September 5, 1774: Caspar David Friedrich is born.Here is a man who has discovered the tragedy of landscape.
June 28, 1577: Peter Paul Rubens is born.
My passion comes from the heavens, not from earthly musings.
June 12, 1890: Egon Schiele is born.
I must see new things and investigate them. I want to taste dark water and see crackling trees and wild winds.
June 10, 1819: Gustave Courbet is born.
Beauty, like truth, is relative to the time when one lives and to the individual who can grasp it.
June 7, 1848: Paul Gauguin is born.
This colorful (with regards to both his art and personality) French post-Impressionist was born in Paris, but he spent much of his early childhood in Lima, Peru, which undoubtedly influenced his later art. In 1888, he spent several months painting in Arles alongside Vincent Van Gogh, with whom he shared a volatile relationship. Like Van Gogh, he suffered from bouts of depression, and Gauguin’s domineering, arrogant personality contributed greatly to Van Gogh’s eventual mental deterioration. Van Gogh’s famous ear-cutting incident occurred after a desperate quarrel with Gauguin, and some even allege that Gauguin himself did the deed; despite this, Gauguin remained in contact with Vincent after leaving Arles. In the 1890s, Gauguin traveled (and eventually settled in) French Polynesia, and the philandering Frenchman found the local women to be worthy painting subjects (as well as worthy subjects for other activities).

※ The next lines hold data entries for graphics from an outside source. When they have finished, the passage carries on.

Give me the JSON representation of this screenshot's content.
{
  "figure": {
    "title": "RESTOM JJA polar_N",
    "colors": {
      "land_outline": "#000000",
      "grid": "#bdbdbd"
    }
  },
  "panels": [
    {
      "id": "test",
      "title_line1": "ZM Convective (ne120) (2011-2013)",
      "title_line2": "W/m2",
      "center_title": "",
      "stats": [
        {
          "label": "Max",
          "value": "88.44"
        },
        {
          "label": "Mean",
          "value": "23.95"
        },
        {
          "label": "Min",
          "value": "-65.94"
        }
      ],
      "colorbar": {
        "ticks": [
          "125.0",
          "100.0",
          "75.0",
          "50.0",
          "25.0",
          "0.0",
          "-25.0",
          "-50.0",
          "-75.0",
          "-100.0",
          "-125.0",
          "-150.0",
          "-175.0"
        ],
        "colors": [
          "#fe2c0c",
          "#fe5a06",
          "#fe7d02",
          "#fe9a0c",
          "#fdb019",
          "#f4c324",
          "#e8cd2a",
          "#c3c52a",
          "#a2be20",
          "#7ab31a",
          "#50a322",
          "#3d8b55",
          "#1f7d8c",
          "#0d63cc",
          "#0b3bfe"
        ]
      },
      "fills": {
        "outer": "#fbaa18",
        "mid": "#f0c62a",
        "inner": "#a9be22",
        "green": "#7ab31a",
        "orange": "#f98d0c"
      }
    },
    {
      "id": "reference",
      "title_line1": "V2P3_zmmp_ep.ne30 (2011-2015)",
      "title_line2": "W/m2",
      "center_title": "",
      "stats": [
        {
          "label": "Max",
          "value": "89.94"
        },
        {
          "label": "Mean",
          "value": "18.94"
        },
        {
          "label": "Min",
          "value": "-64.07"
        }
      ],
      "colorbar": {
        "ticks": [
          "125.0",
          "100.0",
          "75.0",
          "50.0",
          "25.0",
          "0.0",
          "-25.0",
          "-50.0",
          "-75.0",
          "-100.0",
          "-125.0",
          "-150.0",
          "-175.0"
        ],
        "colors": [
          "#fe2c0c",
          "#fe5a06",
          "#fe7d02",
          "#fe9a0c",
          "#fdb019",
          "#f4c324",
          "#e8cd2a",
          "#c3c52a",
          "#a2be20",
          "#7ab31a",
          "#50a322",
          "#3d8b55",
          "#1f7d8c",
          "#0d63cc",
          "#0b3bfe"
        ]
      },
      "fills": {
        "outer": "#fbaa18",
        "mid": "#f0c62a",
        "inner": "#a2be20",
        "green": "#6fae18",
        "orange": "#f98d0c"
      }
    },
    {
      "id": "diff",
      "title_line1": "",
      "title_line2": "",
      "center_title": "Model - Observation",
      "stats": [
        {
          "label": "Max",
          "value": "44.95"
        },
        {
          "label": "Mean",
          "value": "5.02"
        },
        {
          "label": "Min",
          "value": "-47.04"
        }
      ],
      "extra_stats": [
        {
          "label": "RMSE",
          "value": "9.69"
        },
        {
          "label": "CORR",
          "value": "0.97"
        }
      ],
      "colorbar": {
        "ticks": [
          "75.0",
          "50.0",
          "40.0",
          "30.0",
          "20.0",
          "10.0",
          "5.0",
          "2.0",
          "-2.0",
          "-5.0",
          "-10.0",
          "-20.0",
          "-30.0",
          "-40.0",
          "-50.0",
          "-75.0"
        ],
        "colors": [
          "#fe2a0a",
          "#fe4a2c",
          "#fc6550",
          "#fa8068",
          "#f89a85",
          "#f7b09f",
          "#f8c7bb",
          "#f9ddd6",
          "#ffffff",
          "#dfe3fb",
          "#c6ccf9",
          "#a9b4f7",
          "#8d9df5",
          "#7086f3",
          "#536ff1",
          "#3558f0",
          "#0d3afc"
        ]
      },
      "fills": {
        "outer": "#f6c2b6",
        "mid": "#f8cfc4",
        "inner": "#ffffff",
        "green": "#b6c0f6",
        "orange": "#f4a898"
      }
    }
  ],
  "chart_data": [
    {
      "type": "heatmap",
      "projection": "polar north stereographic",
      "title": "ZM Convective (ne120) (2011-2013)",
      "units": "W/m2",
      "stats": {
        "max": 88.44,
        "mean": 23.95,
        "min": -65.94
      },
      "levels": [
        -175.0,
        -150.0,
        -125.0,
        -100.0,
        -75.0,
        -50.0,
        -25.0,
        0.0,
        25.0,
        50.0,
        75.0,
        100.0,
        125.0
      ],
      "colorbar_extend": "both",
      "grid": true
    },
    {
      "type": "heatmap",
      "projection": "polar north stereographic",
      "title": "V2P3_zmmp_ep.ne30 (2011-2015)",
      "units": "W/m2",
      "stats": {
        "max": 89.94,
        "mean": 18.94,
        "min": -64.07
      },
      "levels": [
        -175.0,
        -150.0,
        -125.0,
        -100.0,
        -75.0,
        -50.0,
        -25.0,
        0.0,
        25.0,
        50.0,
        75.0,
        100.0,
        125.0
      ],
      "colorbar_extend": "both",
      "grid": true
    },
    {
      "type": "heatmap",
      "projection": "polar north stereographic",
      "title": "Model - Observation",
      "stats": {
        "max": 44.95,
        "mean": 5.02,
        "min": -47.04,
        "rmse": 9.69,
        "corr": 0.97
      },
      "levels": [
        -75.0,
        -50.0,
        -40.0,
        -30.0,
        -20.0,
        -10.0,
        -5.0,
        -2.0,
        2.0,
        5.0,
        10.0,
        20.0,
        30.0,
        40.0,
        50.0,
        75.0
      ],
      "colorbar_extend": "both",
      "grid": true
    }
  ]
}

In the early years of his career, Gauguin painted with Pissarro and Cézanne and participated in Impressionist exhibitions, but his later works were also highly influential to artists like Matisse, Picasso, and Derain, and the artistic movements to which they belonged. He differed from Van Gogh in one particular (and vital) aspect - whereas Van Gogh’s great muse was nature and his surroundings, Gauguin believed that the artist “should not copy nature too much… Art is an abstraction.”
May 22, 1844: Mary Cassatt is born.
Born in Pennsylvania, this ”grande dame” of Impressionism moved to Paris in her early twenties to hone her artistic talents. In the 1870s, she was invited by Edgar Degas to display her works at an Impressionist exhibition. In joining this group, she befriended Degas himself, as well as Berthe Morisot, another prominent female Impressionist. She ultimately participated in four Impressionist exhibitions, although her paintings differed from those of many of her colleagues in subject matter. Many of her paintings were portraits, especially of women and their children. By the mid-1880s, Cassatt had begun to drift away from strict Impressionism (which itself was overshadowed by the dawn of the 20th century by other more avant-garde movements like Cubism). While she was not well-known in her native country, France did not forget her artistic contributions - she was awarded the Legion d’honneur in 1904.

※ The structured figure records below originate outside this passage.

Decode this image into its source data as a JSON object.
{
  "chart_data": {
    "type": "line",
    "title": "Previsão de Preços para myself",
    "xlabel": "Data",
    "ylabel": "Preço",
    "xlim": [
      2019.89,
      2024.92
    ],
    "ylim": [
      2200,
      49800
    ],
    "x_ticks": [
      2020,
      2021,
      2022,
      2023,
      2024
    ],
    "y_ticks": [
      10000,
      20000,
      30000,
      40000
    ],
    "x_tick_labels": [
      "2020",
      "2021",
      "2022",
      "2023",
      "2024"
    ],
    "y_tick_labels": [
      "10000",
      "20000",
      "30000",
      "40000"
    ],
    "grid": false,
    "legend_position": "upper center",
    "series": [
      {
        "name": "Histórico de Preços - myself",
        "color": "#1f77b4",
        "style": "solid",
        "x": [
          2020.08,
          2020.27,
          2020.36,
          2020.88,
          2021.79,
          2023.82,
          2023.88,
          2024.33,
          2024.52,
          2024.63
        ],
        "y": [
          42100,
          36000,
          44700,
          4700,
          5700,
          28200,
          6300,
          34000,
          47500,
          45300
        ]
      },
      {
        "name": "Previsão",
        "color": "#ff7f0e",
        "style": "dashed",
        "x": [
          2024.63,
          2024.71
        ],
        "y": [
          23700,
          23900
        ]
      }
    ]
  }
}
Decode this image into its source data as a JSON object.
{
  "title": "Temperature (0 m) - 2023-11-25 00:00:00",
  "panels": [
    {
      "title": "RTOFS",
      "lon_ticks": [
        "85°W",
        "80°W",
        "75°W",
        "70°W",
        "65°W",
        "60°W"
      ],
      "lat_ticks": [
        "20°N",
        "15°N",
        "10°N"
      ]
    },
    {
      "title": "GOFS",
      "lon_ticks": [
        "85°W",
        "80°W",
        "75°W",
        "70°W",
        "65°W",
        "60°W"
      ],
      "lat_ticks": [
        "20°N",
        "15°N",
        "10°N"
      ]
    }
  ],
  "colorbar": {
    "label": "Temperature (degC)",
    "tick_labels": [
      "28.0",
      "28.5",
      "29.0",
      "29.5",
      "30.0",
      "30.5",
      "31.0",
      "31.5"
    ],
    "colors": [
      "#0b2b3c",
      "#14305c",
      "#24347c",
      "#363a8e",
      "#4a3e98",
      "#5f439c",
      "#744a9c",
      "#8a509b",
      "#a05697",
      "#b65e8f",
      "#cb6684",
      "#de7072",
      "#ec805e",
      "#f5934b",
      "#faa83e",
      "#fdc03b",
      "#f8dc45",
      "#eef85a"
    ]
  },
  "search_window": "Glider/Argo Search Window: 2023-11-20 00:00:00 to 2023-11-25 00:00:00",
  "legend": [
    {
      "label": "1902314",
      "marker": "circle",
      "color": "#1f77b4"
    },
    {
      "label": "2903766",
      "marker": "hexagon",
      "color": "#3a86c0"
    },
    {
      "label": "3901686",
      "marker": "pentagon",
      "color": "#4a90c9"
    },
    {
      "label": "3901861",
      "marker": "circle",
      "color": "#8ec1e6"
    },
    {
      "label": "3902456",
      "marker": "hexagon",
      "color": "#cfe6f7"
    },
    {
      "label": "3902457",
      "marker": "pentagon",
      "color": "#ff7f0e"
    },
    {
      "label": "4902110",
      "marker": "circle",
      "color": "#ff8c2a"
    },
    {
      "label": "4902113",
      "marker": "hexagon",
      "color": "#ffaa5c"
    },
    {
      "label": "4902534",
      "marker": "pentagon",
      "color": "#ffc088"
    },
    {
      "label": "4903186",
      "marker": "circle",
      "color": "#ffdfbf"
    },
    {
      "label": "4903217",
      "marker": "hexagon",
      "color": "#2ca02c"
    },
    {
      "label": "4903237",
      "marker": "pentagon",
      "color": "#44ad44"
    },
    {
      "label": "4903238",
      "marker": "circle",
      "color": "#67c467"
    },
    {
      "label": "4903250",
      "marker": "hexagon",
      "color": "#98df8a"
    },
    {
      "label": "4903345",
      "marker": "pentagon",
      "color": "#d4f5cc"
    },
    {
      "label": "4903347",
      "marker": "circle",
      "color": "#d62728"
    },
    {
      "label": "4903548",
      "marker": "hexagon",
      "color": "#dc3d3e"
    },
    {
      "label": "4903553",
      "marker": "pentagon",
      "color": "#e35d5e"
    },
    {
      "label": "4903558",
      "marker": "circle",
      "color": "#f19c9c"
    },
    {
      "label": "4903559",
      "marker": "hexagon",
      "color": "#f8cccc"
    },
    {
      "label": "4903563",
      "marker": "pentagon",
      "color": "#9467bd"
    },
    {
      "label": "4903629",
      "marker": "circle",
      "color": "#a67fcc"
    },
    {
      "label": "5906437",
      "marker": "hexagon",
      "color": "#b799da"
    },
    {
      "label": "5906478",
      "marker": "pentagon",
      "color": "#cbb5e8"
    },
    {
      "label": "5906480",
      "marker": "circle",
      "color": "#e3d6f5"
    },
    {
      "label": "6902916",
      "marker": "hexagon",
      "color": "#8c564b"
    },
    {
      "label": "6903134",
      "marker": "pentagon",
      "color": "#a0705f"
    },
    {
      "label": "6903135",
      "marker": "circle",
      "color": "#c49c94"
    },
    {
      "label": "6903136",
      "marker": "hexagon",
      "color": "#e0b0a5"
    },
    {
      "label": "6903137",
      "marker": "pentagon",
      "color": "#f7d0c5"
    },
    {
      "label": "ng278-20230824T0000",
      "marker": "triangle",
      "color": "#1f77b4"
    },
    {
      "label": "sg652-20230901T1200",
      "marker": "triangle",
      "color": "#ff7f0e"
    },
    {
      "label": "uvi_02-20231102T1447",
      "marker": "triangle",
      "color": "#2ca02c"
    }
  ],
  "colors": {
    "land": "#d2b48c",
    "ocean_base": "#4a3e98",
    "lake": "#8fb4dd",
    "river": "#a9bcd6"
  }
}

May 15, 1848: Viktor Vasnetsov is born.
Viktor Vasnetsov was a Russian artist, primarily known for his paintings of historical figures, religious subjects, and perhaps most of all, his depictions of the folklore and mythology of Russia. It was not until Vasnetsov moved to Paris from Saint Petersburg, however, that he developed a fascination with these subjects. He was also a member of the Peredvizhniki (Передви́жники), a group of realist artists who favored reform and realistic portrayals of the common Russian people - although Vasnetsov himself was criticized for “undermining” their principles. But even if he did not adhere entirely to the agenda of these “Wanderers”, Vasnetsov developed his own distinct style that bridged the gap between the rich culture of Russia’s past and the changing landscape of its present and future.

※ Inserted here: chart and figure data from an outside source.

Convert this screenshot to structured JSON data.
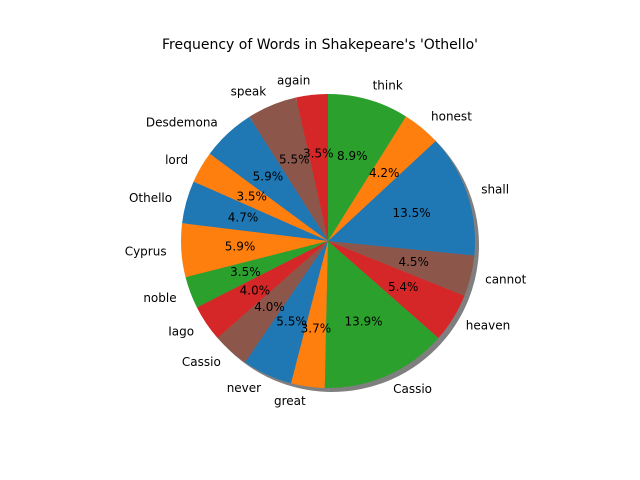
{
  "chart_data": {
    "type": "pie",
    "title": "Frequency of Words in Shakepeare's 'Othello'",
    "start_angle_deg": 90,
    "direction": "counterclockwise",
    "shadow": true,
    "slices": [
      {
        "label": "again",
        "percent": 3.5,
        "percent_text": "3.5%",
        "color": "#d62728"
      },
      {
        "label": "speak",
        "percent": 5.5,
        "percent_text": "5.5%",
        "color": "#8c564b"
      },
      {
        "label": "Desdemona",
        "percent": 5.9,
        "percent_text": "5.9%",
        "color": "#1f77b4"
      },
      {
        "label": "lord",
        "percent": 3.5,
        "percent_text": "3.5%",
        "color": "#ff7f0e"
      },
      {
        "label": "Othello",
        "percent": 4.7,
        "percent_text": "4.7%",
        "color": "#1f77b4"
      },
      {
        "label": "Cyprus",
        "percent": 5.9,
        "percent_text": "5.9%",
        "color": "#ff7f0e"
      },
      {
        "label": "noble",
        "percent": 3.5,
        "percent_text": "3.5%",
        "color": "#2ca02c"
      },
      {
        "label": "Iago",
        "percent": 4.0,
        "percent_text": "4.0%",
        "color": "#d62728"
      },
      {
        "label": "Cassio",
        "percent": 4.0,
        "percent_text": "4.0%",
        "color": "#8c564b"
      },
      {
        "label": "never",
        "percent": 5.5,
        "percent_text": "5.5%",
        "color": "#1f77b4"
      },
      {
        "label": "great",
        "percent": 3.7,
        "percent_text": "3.7%",
        "color": "#ff7f0e"
      },
      {
        "label": "Cassio",
        "percent": 13.9,
        "percent_text": "13.9%",
        "color": "#2ca02c"
      },
      {
        "label": "heaven",
        "percent": 5.4,
        "percent_text": "5.4%",
        "color": "#d62728"
      },
      {
        "label": "cannot",
        "percent": 4.5,
        "percent_text": "4.5%",
        "color": "#8c564b"
      },
      {
        "label": "shall",
        "percent": 13.5,
        "percent_text": "13.5%",
        "color": "#1f77b4"
      },
      {
        "label": "honest",
        "percent": 4.2,
        "percent_text": "4.2%",
        "color": "#ff7f0e"
      },
      {
        "label": "think",
        "percent": 8.9,
        "percent_text": "8.9%",
        "color": "#2ca02c"
      }
    ]
  }
}
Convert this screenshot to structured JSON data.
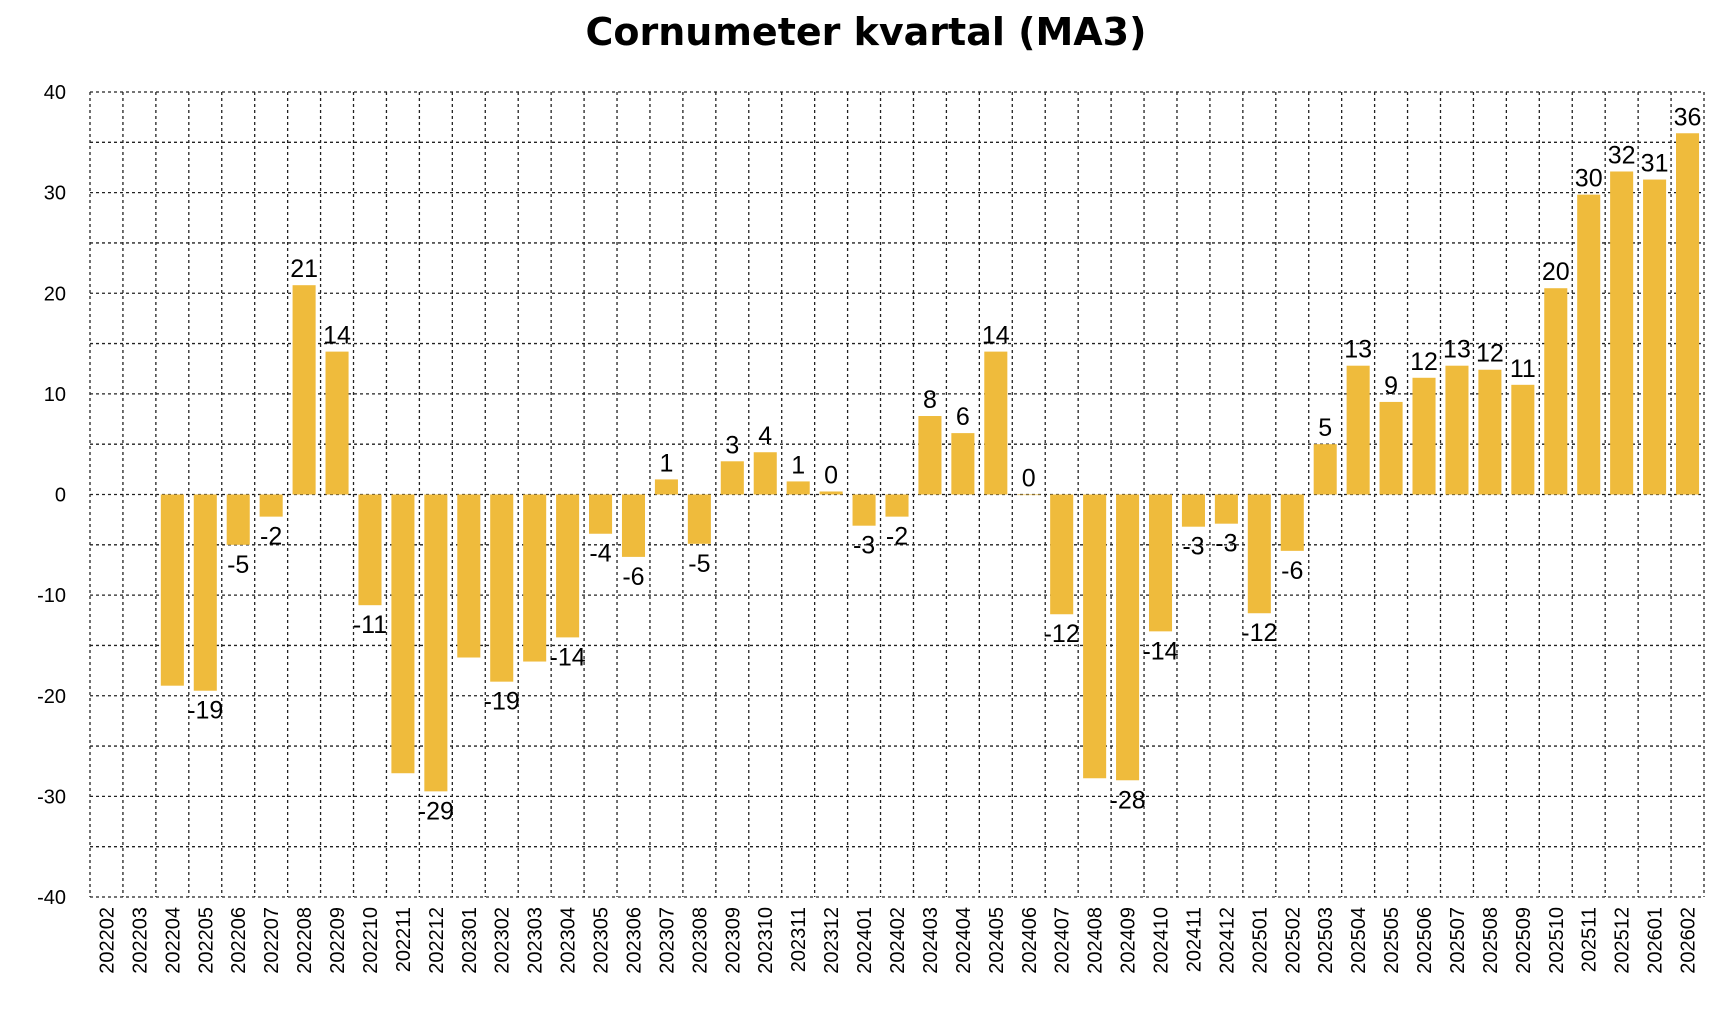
{
  "chart_data": {
    "type": "bar",
    "title": "Cornumeter kvartal (MA3)",
    "xlabel": "",
    "ylabel": "",
    "ylim": [
      -40,
      40
    ],
    "yticks": [
      40,
      30,
      20,
      10,
      0,
      -10,
      -20,
      -30,
      -40
    ],
    "grid": true,
    "bar_color": "#EFBB3C",
    "categories": [
      "202202",
      "202203",
      "202204",
      "202205",
      "202206",
      "202207",
      "202208",
      "202209",
      "202210",
      "202211",
      "202212",
      "202301",
      "202302",
      "202303",
      "202304",
      "202305",
      "202306",
      "202307",
      "202308",
      "202309",
      "202310",
      "202311",
      "202312",
      "202401",
      "202402",
      "202403",
      "202404",
      "202405",
      "202406",
      "202407",
      "202408",
      "202409",
      "202410",
      "202411",
      "202412",
      "202501",
      "202502",
      "202503",
      "202504",
      "202505",
      "202506",
      "202507",
      "202508",
      "202509",
      "202510",
      "202511",
      "202512",
      "202601",
      "202602"
    ],
    "values": [
      null,
      null,
      -19,
      -19.5,
      -5,
      -2.2,
      20.8,
      14.2,
      -11,
      -27.7,
      -29.5,
      -16.2,
      -18.6,
      -16.6,
      -14.2,
      -3.9,
      -6.2,
      1.5,
      -4.9,
      3.3,
      4.2,
      1.3,
      0.3,
      -3.1,
      -2.2,
      7.8,
      6.1,
      14.2,
      0,
      -11.9,
      -28.2,
      -28.4,
      -13.6,
      -3.2,
      -2.9,
      -11.8,
      -5.6,
      5,
      12.8,
      9.2,
      11.6,
      12.8,
      12.4,
      10.9,
      20.5,
      29.8,
      32.1,
      31.3,
      35.9
    ],
    "data_labels": [
      "",
      "",
      "",
      "-19",
      "-5",
      "-2",
      "21",
      "14",
      "-11",
      "",
      "-29",
      "",
      "-19",
      "",
      "-14",
      "-4",
      "-6",
      "1",
      "-5",
      "3",
      "4",
      "1",
      "0",
      "-3",
      "-2",
      "8",
      "6",
      "14",
      "0",
      "-12",
      "",
      "-28",
      "-14",
      "-3",
      "-3",
      "-12",
      "-6",
      "5",
      "13",
      "9",
      "12",
      "13",
      "12",
      "11",
      "20",
      "30",
      "32",
      "31",
      "36"
    ]
  }
}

April 6, 1483: Raphael is born in Urbino.
The son of a court painter, Raffaello Sanzio was one of the “Big Three” of the High Renaissance, but between Michelangelo, Leonardo da Vinci, and Raphael, our man Rafa was probably the most productive. He eventually accumulated a strikingly high number of pupils and assistants in his workshop (around fifty), and he reportedly was a talented administrator, or at least, better at dealing with his underlings than Michelangelo.
Unfortunately, he died at age thirty-seven, after he had begun planning the construction of St. Peter’s Basilica. The honor of building Christendom’s “greatest church” went to Raphael’s rival of sorts, Michelangelo (although probably not the case, I like to think that Michelangelo relished this fact). In many respects, he was overshadowed by Michelangelo and Leonardo in later years, although he is still certainly acknowledged as one of the greatest of the Old Masters.